In order to encompass the many scales of the abstract and the domain of civil engineering problems, the guidelines for course work should be as flexible as possible while maintaining intellectual rigor and development of in-depth knowledge by the student. In order to support the faculty research and to produce a new type of engineer, we have a program where the students will take a core of CEE Systems courses, 271, 290I, 291F. The remainder of the “major” field of study might be in our department, except for essential related courses in other departments, in several departments, or in an interdisciplinary group. Once the student has chosen a field of study, they confer with the systems graduate adviser and their thesis advisor to select the sequence of courses that will best prepare them for the qualifying examination and research work. For our program to remain multidisciplinary, we must define our “major” as a multidisciplinary mix of the systems civil core and, possibly other courses taken outside the department. This is done for strict academic purposes, not as an easy way out for the student.

We look at our circumstances as a strongly positive reflection on the department. We have a healthy program of more than twenty graduate students who would not be in our department without Civil Systems. They are top performing students who get top jobs. Our first Ph.D. graduate is now a professor at GaTech with a joint appointment in CEE and EE. Another went to UIUC as a faculty member, another is a NASA researcher at Ames. Another student getting ready to graduate has a job at Google. Several others have started successful companies.

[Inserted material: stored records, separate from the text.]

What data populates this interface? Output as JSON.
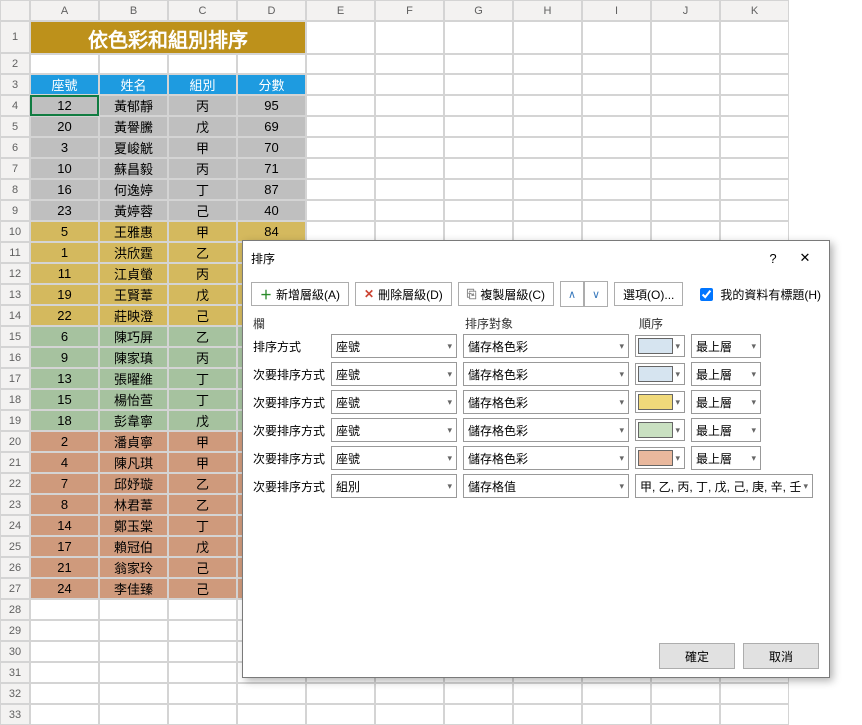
{
  "columns": [
    "A",
    "B",
    "C",
    "D",
    "E",
    "F",
    "G",
    "H",
    "I",
    "J",
    "K"
  ],
  "rowcount": 33,
  "title": "依色彩和組別排序",
  "headers": [
    "座號",
    "姓名",
    "組別",
    "分數"
  ],
  "rows": [
    {
      "g": 1,
      "c": [
        "12",
        "黃郁靜",
        "丙",
        "95"
      ]
    },
    {
      "g": 1,
      "c": [
        "20",
        "黃譽騰",
        "戊",
        "69"
      ]
    },
    {
      "g": 1,
      "c": [
        "3",
        "夏峻觥",
        "甲",
        "70"
      ]
    },
    {
      "g": 1,
      "c": [
        "10",
        "蘇昌毅",
        "丙",
        "71"
      ]
    },
    {
      "g": 1,
      "c": [
        "16",
        "何逸婷",
        "丁",
        "87"
      ]
    },
    {
      "g": 1,
      "c": [
        "23",
        "黃婷蓉",
        "己",
        "40"
      ]
    },
    {
      "g": 2,
      "c": [
        "5",
        "王雅惠",
        "甲",
        "84"
      ]
    },
    {
      "g": 2,
      "c": [
        "1",
        "洪欣霆",
        "乙",
        ""
      ]
    },
    {
      "g": 2,
      "c": [
        "11",
        "江貞螢",
        "丙",
        ""
      ]
    },
    {
      "g": 2,
      "c": [
        "19",
        "王賢葦",
        "戊",
        ""
      ]
    },
    {
      "g": 2,
      "c": [
        "22",
        "莊映澄",
        "己",
        ""
      ]
    },
    {
      "g": 3,
      "c": [
        "6",
        "陳巧屏",
        "乙",
        ""
      ]
    },
    {
      "g": 3,
      "c": [
        "9",
        "陳家瑱",
        "丙",
        ""
      ]
    },
    {
      "g": 3,
      "c": [
        "13",
        "張曜維",
        "丁",
        ""
      ]
    },
    {
      "g": 3,
      "c": [
        "15",
        "楊怡萱",
        "丁",
        ""
      ]
    },
    {
      "g": 3,
      "c": [
        "18",
        "彭韋寧",
        "戊",
        ""
      ]
    },
    {
      "g": 4,
      "c": [
        "2",
        "潘貞寧",
        "甲",
        ""
      ]
    },
    {
      "g": 4,
      "c": [
        "4",
        "陳凡琪",
        "甲",
        ""
      ]
    },
    {
      "g": 4,
      "c": [
        "7",
        "邱妤璇",
        "乙",
        ""
      ]
    },
    {
      "g": 4,
      "c": [
        "8",
        "林君葦",
        "乙",
        ""
      ]
    },
    {
      "g": 4,
      "c": [
        "14",
        "鄭玉棠",
        "丁",
        ""
      ]
    },
    {
      "g": 4,
      "c": [
        "17",
        "賴冠伯",
        "戊",
        ""
      ]
    },
    {
      "g": 4,
      "c": [
        "21",
        "翁家玲",
        "己",
        ""
      ]
    },
    {
      "g": 4,
      "c": [
        "24",
        "李佳臻",
        "己",
        ""
      ]
    }
  ],
  "dlg": {
    "title": "排序",
    "add": "新增層級(A)",
    "del": "刪除層級(D)",
    "copy": "複製層級(C)",
    "opts": "選項(O)...",
    "chk": "我的資料有標題(H)",
    "h1": "欄",
    "h2": "排序對象",
    "h3": "順序",
    "topmost": "最上層",
    "seat": "座號",
    "group": "組別",
    "cellcolor": "儲存格色彩",
    "cellval": "儲存格值",
    "ordstr": "甲, 乙, 丙, 丁, 戊, 己, 庚, 辛, 壬",
    "lbl1": "排序方式",
    "lbl2": "次要排序方式",
    "ok": "確定",
    "cancel": "取消",
    "swatches": [
      "#d6e4f0",
      "#d6e4f0",
      "#f0d97a",
      "#c9e0c1",
      "#e9b89d"
    ]
  }
}
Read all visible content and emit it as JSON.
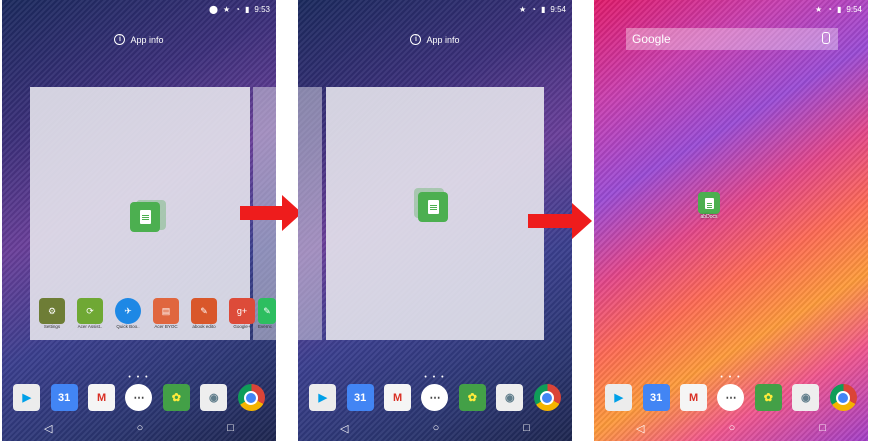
{
  "screens": [
    {
      "status": {
        "time": "9:53"
      },
      "app_info": {
        "label": "App info"
      },
      "page_indicator": "• • •",
      "dock": [
        "Play Store",
        "Calendar",
        "Gmail",
        "All apps",
        "Gallery",
        "Camera",
        "Chrome"
      ],
      "calendar_day": "31",
      "homescreen_row": [
        {
          "name": "Settings",
          "label": "Settings",
          "color": "#6e7d36",
          "glyph": "⚙"
        },
        {
          "name": "Acer Assist",
          "label": "Acer Assist..",
          "color": "#6fa834",
          "glyph": "⟳"
        },
        {
          "name": "Quick Boo",
          "label": "Quick Boo..",
          "color": "#1e88e5",
          "glyph": "✈"
        },
        {
          "name": "Acer BYOC",
          "label": "Acer BYOC",
          "color": "#e0663e",
          "glyph": "▤"
        },
        {
          "name": "abook editor",
          "label": "abook edito",
          "color": "#d9572a",
          "glyph": "✎"
        },
        {
          "name": "Google+",
          "label": "Google+",
          "color": "#dd4b39",
          "glyph": "g+"
        }
      ],
      "edge_app_label": "Evernc"
    },
    {
      "status": {
        "time": "9:54"
      },
      "app_info": {
        "label": "App info"
      },
      "page_indicator": "• • •",
      "dock": [
        "Play Store",
        "Calendar",
        "Gmail",
        "All apps",
        "Gallery",
        "Camera",
        "Chrome"
      ],
      "calendar_day": "31"
    },
    {
      "status": {
        "time": "9:54"
      },
      "search": {
        "label": "Google"
      },
      "doc_app_label": "abDocs",
      "page_indicator": "• • •",
      "dock": [
        "Play Store",
        "Calendar",
        "Gmail",
        "All apps",
        "Gallery",
        "Camera",
        "Chrome"
      ],
      "calendar_day": "31"
    }
  ],
  "nav": {
    "back": "◁",
    "home": "○",
    "recents": "□"
  },
  "colors": {
    "arrow": "#ee1c1c",
    "doc_icon": "#4caf50"
  }
}
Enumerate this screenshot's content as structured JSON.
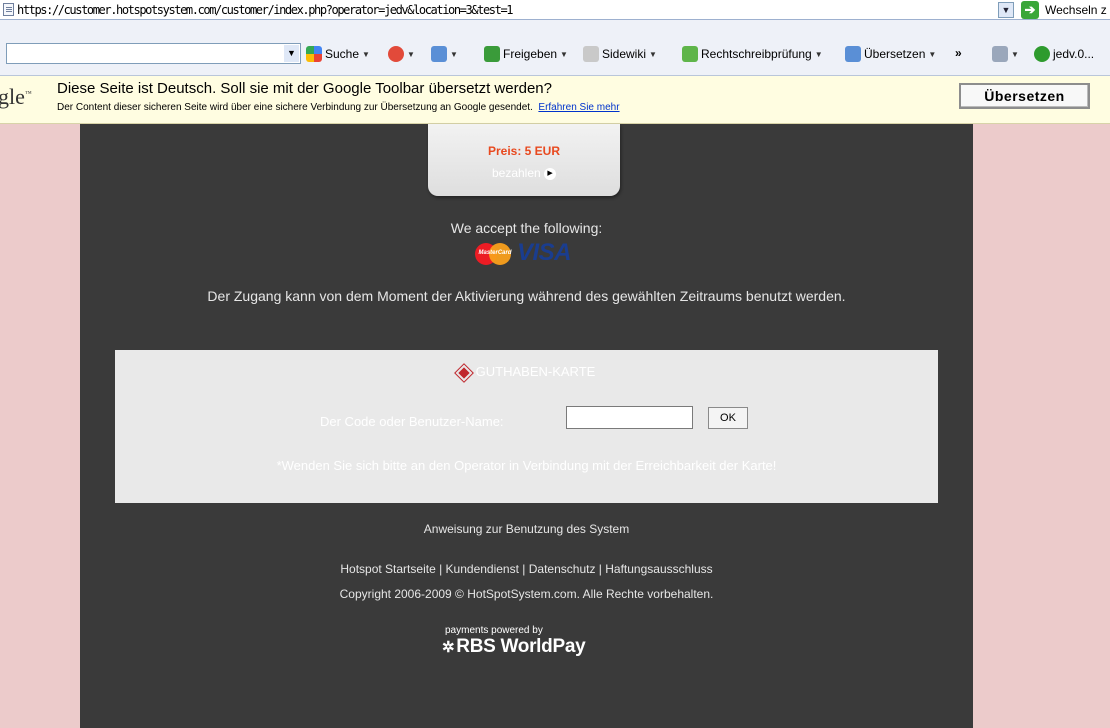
{
  "address_bar": {
    "url": "https://customer.hotspotsystem.com/customer/index.php?operator=jedv&location=3&test=1",
    "go_label": "Wechseln z"
  },
  "toolbar": {
    "search_label": "Suche",
    "share_label": "Freigeben",
    "sidewiki_label": "Sidewiki",
    "spellcheck_label": "Rechtschreibprüfung",
    "translate_label": "Übersetzen",
    "more_label": "»",
    "account_label": "jedv.0..."
  },
  "translate_bar": {
    "logo": "gle",
    "message": "Diese Seite ist Deutsch. Soll sie mit der Google Toolbar übersetzt werden?",
    "sub_message": "Der Content dieser sicheren Seite wird über eine sichere Verbindung zur Übersetzung an Google gesendet.",
    "learn_more": "Erfahren Sie mehr",
    "button": "Übersetzen"
  },
  "price_box": {
    "price": "Preis: 5 EUR",
    "pay": "bezahlen"
  },
  "accept_text": "We accept the following:",
  "cards": {
    "mastercard": "MasterCard",
    "visa": "VISA"
  },
  "usage_text": "Der Zugang kann von dem Moment der Aktivierung während des gewählten Zeitraums benutzt werden.",
  "card_box": {
    "heading": "GUTHABEN-KARTE",
    "code_label": "Der Code oder Benutzer-Name:",
    "code_value": "",
    "ok_button": "OK",
    "note": "*Wenden Sie sich bitte an den Operator in Verbindung mit der Erreichbarkeit der Karte!"
  },
  "footer": {
    "instructions": "Anweisung zur Benutzung des System",
    "links": [
      "Hotspot Startseite",
      "Kundendienst",
      "Datenschutz",
      "Haftungsausschluss"
    ],
    "copyright": "Copyright 2006-2009 © HotSpotSystem.com. Alle Rechte vorbehalten.",
    "powered_small": "payments powered by",
    "powered_big": "RBS WorldPay"
  },
  "colors": {
    "page_bg": "#eccbcb",
    "content_bg": "#3a3a3a",
    "price": "#e8491f",
    "card_box_bg": "#e9e9e9",
    "translate_bar_bg": "#fffde1"
  }
}
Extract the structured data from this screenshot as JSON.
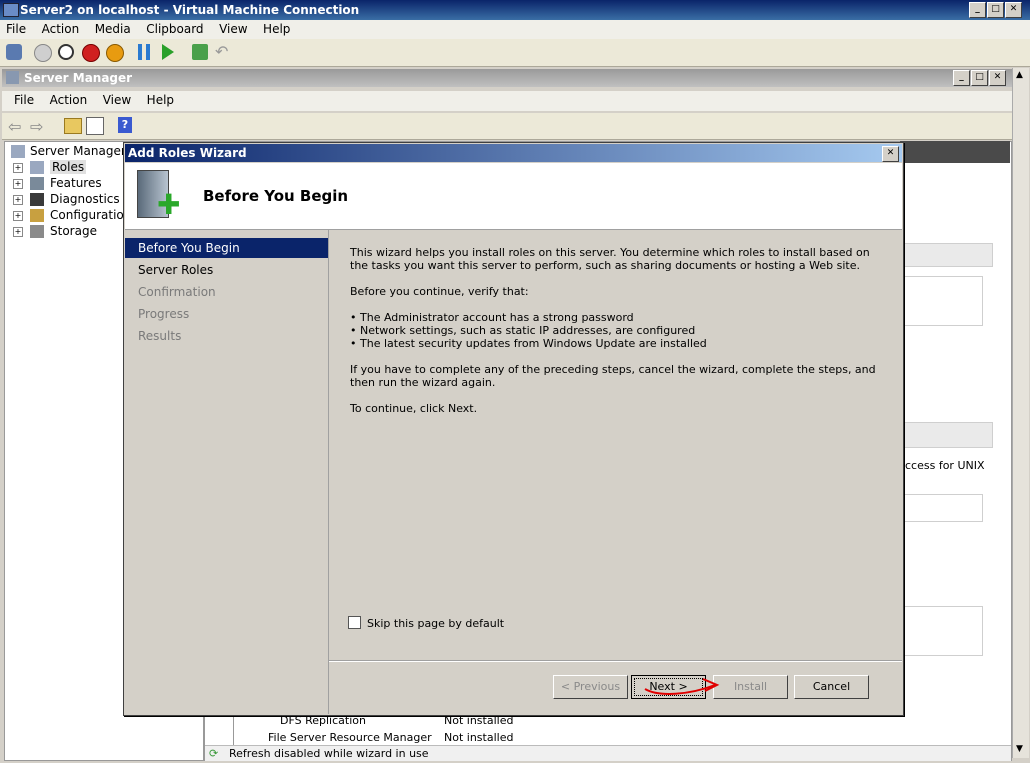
{
  "vm_window": {
    "title": "Server2 on localhost - Virtual Machine Connection",
    "menu": [
      "File",
      "Action",
      "Media",
      "Clipboard",
      "View",
      "Help"
    ],
    "toolbar_icons": [
      "ctrl-alt-del-icon",
      "start-icon",
      "turn-off-icon",
      "shutdown-icon",
      "power-icon",
      "pause-icon",
      "resume-icon",
      "snapshot-icon",
      "revert-icon"
    ]
  },
  "server_manager": {
    "title": "Server Manager",
    "menu": [
      "File",
      "Action",
      "View",
      "Help"
    ],
    "tree": {
      "root": "Server Manager (SE",
      "items": [
        "Roles",
        "Features",
        "Diagnostics",
        "Configuration",
        "Storage"
      ]
    },
    "background": {
      "right_text": "ccess for UNIX",
      "table_rows": [
        {
          "name": "DFS Replication",
          "status": "Not installed"
        },
        {
          "name": "File Server Resource Manager",
          "status": "Not installed"
        }
      ],
      "status_bar": "Refresh disabled while wizard in use"
    }
  },
  "wizard": {
    "title": "Add Roles Wizard",
    "heading": "Before You Begin",
    "nav": [
      {
        "label": "Before You Begin",
        "state": "active"
      },
      {
        "label": "Server Roles",
        "state": "enabled"
      },
      {
        "label": "Confirmation",
        "state": "disabled"
      },
      {
        "label": "Progress",
        "state": "disabled"
      },
      {
        "label": "Results",
        "state": "disabled"
      }
    ],
    "body": {
      "intro": "This wizard helps you install roles on this server. You determine which roles to install based on the tasks you want this server to perform, such as sharing documents or hosting a Web site.",
      "verify_heading": "Before you continue, verify that:",
      "bullets": [
        "The Administrator account has a strong password",
        "Network settings, such as static IP addresses, are configured",
        "The latest security updates from Windows Update are installed"
      ],
      "note": "If you have to complete any of the preceding steps, cancel the wizard, complete the steps, and then run the wizard again.",
      "continue": "To continue, click Next."
    },
    "skip_label": "Skip this page by default",
    "skip_checked": false,
    "buttons": {
      "previous": "< Previous",
      "next": "Next >",
      "install": "Install",
      "cancel": "Cancel"
    }
  },
  "colors": {
    "title_active": "#0a246a",
    "nav_active": "#0a246a",
    "dialog_bg": "#d4d0c8",
    "annotation": "#e00000"
  }
}
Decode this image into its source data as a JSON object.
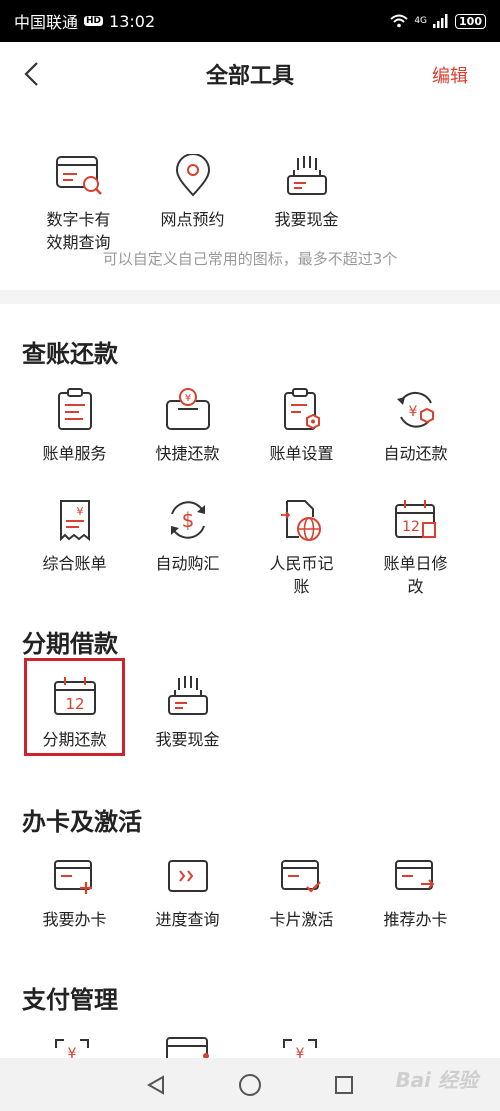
{
  "status_bar": {
    "carrier": "中国联通",
    "hd": "HD",
    "time": "13:02",
    "network": "4G",
    "battery": "100"
  },
  "nav": {
    "title": "全部工具",
    "edit_label": "编辑"
  },
  "favorites": {
    "items": [
      {
        "label": "数字卡有\n效期查询",
        "icon": "card-search-icon"
      },
      {
        "label": "网点预约",
        "icon": "location-pin-icon"
      },
      {
        "label": "我要现金",
        "icon": "cash-hand-icon"
      }
    ],
    "note": "可以自定义自己常用的图标，最多不超过3个"
  },
  "sections": {
    "billing": {
      "title": "查账还款",
      "items": [
        {
          "label": "账单服务",
          "icon": "bill-icon"
        },
        {
          "label": "快捷还款",
          "icon": "quick-repay-icon"
        },
        {
          "label": "账单设置",
          "icon": "bill-settings-icon"
        },
        {
          "label": "自动还款",
          "icon": "auto-repay-icon"
        },
        {
          "label": "综合账单",
          "icon": "receipt-icon"
        },
        {
          "label": "自动购汇",
          "icon": "currency-exchange-icon"
        },
        {
          "label": "人民币记\n账",
          "icon": "globe-doc-icon"
        },
        {
          "label": "账单日修\n改",
          "icon": "calendar-edit-icon"
        }
      ]
    },
    "installment": {
      "title": "分期借款",
      "items": [
        {
          "label": "分期还款",
          "icon": "calendar-12-icon"
        },
        {
          "label": "我要现金",
          "icon": "cash-hand-icon"
        }
      ]
    },
    "card": {
      "title": "办卡及激活",
      "items": [
        {
          "label": "我要办卡",
          "icon": "card-add-icon"
        },
        {
          "label": "进度查询",
          "icon": "progress-query-icon"
        },
        {
          "label": "卡片激活",
          "icon": "card-activate-icon"
        },
        {
          "label": "推荐办卡",
          "icon": "card-recommend-icon"
        }
      ]
    },
    "payment": {
      "title": "支付管理"
    }
  },
  "watermark": "Bai 经验",
  "colors": {
    "accent": "#d9412f",
    "highlight_border": "#d0212e",
    "icon_stroke": "#333333"
  }
}
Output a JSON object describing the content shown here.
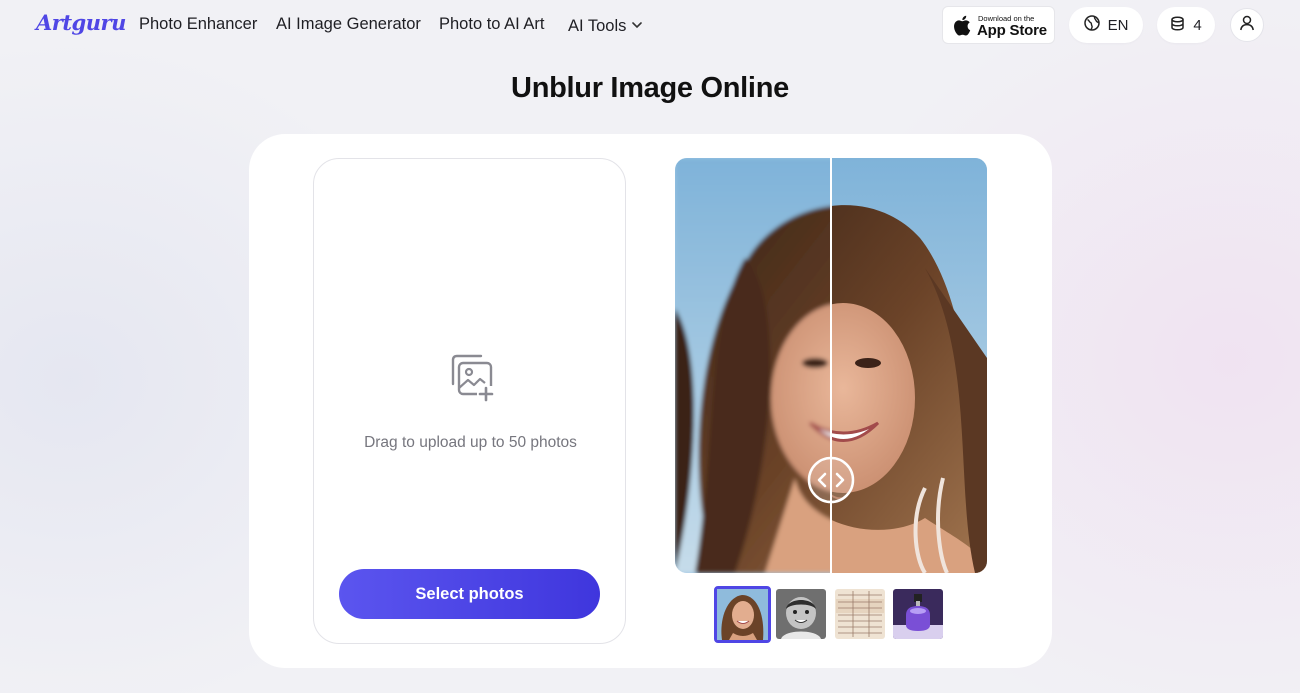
{
  "nav": {
    "logo": "Artguru",
    "links": [
      "Photo Enhancer",
      "AI Image Generator",
      "Photo to AI Art",
      "AI Tools"
    ],
    "app_store": {
      "small": "Download on the",
      "big": "App Store"
    },
    "language": "EN",
    "credits": "4"
  },
  "page": {
    "title": "Unblur Image Online"
  },
  "upload": {
    "hint": "Drag to upload up to 50 photos",
    "button": "Select photos"
  },
  "icons": [
    "apple-icon",
    "globe-icon",
    "coins-icon",
    "user-icon",
    "chevron-down-icon",
    "image-upload-icon",
    "compare-arrows-icon"
  ],
  "colors": {
    "brand": "#4f46e5",
    "button_start": "#5b55ef",
    "button_end": "#3f36dd",
    "background": "#f1f1f5"
  }
}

As the top program at the top college in the top university, it is our responsibility to renew and redefine CEE. By integrating tools from outside the department we grow our purview and can co-opt the toolmakers. For example, the last several hires in EECS have been in systems biology. In this case EECS is redefining themselves by what their faculty does, rather than by what they don’t do. We must remember that what made our department great were the visionaries that brought higher math and statistics to structural engineering, who showed that engineering mechanics could provide such powerful tools for structural engineers. In our own small way we are trying to do the same.